In dem Kommuniqué sagte das IOC: „Insbesondere sollten die Beschränkungen für Akkreditierungen oder Einladungen zu internationalen Sportveranstaltungen oder -treffen für Regierungsbeamte aus Russland und Belarus sowohl für Veranstaltungen von Erwachsenen als auch von Jugendlichen bestehen bleiben.“

Der NCF und der UCF gingen noch weiter und erklärten, sie würden rechtliche Schritte gegen die FIDE wegen der Art und Weise der Durchführung der Generalversammlung in Betracht ziehen, möglicherweise um den Schachweltverband vor den Internationalen Sportgerichtshof (CAS) zu bringen.
In einer an die norwegische Presse herausgegebenen Erklärung sagte ein Sprecher: „Der Zentralvorstand verurteilt das Verfahren während und vor der Generalversammlung der FIDE und ist der Ansicht, dass es nicht mit den grundlegenden Prinzipien der Transparenz, des Vertrauens und einer guten Organisationsführung vereinbar war.
„Der Zentralvorstand ist der Ansicht, dass die auf dem FIDE-Kongress getroffenen Entscheidungen nicht gültig sind.“
Koordinierte Aktionen
Alle drei Verbände scheinen nach derselben Melodie zu singen – und die Ukrainer sagen, sie hofften, dass weitere folgen werden.

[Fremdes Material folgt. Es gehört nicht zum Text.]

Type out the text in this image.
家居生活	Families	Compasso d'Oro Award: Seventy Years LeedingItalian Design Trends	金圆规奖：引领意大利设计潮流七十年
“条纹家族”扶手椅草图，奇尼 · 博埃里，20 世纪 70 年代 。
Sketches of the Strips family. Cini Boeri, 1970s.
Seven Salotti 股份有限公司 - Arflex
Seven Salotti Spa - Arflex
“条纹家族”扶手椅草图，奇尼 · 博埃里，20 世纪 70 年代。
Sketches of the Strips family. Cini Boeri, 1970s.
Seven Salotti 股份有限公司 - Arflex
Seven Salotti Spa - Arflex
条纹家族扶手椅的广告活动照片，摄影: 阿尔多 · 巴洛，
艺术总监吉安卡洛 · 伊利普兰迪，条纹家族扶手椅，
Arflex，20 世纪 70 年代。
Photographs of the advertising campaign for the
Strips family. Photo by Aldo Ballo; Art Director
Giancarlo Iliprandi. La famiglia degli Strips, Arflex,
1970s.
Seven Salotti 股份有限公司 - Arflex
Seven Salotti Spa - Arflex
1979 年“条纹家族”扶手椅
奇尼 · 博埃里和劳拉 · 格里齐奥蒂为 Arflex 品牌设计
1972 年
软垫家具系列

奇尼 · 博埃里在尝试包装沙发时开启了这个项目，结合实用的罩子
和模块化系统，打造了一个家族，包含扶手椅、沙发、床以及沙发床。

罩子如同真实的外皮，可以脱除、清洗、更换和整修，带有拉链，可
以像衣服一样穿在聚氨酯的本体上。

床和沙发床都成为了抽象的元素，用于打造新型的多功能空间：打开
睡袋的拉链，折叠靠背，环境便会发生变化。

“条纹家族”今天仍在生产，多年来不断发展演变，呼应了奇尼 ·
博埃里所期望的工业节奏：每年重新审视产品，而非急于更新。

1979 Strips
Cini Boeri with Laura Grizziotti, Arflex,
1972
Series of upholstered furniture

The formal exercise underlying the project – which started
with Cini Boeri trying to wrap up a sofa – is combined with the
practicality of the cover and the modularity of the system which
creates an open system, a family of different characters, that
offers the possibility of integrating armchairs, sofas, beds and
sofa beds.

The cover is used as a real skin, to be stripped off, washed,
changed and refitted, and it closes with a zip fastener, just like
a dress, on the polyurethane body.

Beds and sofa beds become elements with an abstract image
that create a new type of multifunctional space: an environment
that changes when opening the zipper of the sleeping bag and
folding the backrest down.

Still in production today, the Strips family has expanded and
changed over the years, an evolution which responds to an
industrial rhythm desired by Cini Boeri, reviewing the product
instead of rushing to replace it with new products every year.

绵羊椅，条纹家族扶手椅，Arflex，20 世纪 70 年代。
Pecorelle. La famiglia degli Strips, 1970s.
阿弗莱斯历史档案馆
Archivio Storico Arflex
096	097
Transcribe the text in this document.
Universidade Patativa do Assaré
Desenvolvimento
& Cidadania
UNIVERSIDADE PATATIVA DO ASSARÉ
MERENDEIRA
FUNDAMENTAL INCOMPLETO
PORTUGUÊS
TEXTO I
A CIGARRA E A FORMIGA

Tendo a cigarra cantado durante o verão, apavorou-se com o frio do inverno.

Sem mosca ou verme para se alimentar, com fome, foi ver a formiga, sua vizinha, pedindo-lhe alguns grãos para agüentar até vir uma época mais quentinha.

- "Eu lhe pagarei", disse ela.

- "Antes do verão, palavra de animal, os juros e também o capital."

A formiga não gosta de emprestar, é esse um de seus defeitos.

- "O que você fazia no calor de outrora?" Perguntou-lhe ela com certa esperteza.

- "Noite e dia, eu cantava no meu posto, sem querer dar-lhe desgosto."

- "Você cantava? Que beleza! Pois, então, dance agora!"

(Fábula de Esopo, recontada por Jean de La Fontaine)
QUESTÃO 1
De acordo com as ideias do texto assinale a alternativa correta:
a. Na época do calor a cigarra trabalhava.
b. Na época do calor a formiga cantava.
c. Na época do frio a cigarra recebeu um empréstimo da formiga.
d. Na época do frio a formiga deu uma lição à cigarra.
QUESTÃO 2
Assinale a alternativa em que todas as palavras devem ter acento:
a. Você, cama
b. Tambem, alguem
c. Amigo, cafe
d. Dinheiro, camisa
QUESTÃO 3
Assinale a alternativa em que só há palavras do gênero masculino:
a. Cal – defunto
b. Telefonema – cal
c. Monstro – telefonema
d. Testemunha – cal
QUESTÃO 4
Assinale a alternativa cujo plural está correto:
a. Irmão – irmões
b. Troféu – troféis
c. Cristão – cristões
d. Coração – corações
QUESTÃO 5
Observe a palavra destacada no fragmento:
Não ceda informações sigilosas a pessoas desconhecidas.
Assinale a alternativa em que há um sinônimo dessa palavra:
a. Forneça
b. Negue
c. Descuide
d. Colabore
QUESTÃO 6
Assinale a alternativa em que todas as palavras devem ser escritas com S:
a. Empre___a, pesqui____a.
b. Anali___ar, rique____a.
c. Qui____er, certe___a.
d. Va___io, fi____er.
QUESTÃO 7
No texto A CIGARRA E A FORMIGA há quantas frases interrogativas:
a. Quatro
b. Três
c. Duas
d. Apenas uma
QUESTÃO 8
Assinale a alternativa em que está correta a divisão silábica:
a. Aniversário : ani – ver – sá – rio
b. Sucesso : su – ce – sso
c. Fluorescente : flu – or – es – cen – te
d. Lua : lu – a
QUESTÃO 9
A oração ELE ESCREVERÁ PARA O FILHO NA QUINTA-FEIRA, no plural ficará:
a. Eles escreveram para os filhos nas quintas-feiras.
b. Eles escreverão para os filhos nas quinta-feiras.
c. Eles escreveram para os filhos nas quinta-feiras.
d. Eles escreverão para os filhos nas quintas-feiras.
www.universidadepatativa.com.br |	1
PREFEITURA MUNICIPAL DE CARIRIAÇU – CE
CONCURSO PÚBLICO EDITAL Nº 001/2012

In seiner Erklärung sagte der Verband, er werde „seine Aktionen mit anderen Verbänden koordinieren, die die genehmigten FIDE-Entscheidungen abgelehnt haben, und wird sich mit Verbänden beraten, die keine klare Position haben und sich während der Abstimmung zurückgehalten haben.“
Es scheint sich eine Rebellenallianz zu diesem Thema zu bilden.
Unterdessen wurde die Entscheidung der FIDE in Russland und unter den Funktionären des russischen Schachverbandes gefeiert.
Kreml-Sprecher Dmitry Peskov, der im Vorstand des CFR sitzt, begrüßte die Entscheidung der FIDE und nannte sie „den richtigen Schritt zur Entpolitisierung des Sports, insbesondere in einem Bereich wie dem Schach.“
Doppelmoral?
Peskovs Kommentare kamen ohne eine Spur von Ironie, während der CFR GM Vladimir Fedoseev seine russischen Titel entzog – aus unverhohlen politischen Gründen.
Alexander Tkachev, Exekutivdirektor des russischen Schachverbandes, sagte der staatlichen Nachrichtenagentur TASS: „Man kann seine Lehrer oder sein Heimatland, dem man es zu verdanken hat, dass man Großmeister wurde und alles erreicht hat, nicht verunglimpfen.“
Das ist wohl klar.
Dies bleibt das heißeste Thema im Schach, und die Abstimmung der FIDE-Generalversammlung hat das Problem bisher nicht gelöst. Was nächstes Jahr passiert, wenn russische Teams wieder an Wettbewerben teilnehmen, bleibt abzuwarten.
Was jedoch klar ist, ist, dass es immer noch Länder geben wird, in denen sie nicht willkommen sind, unabhängig von der Abstimmung der FIDE.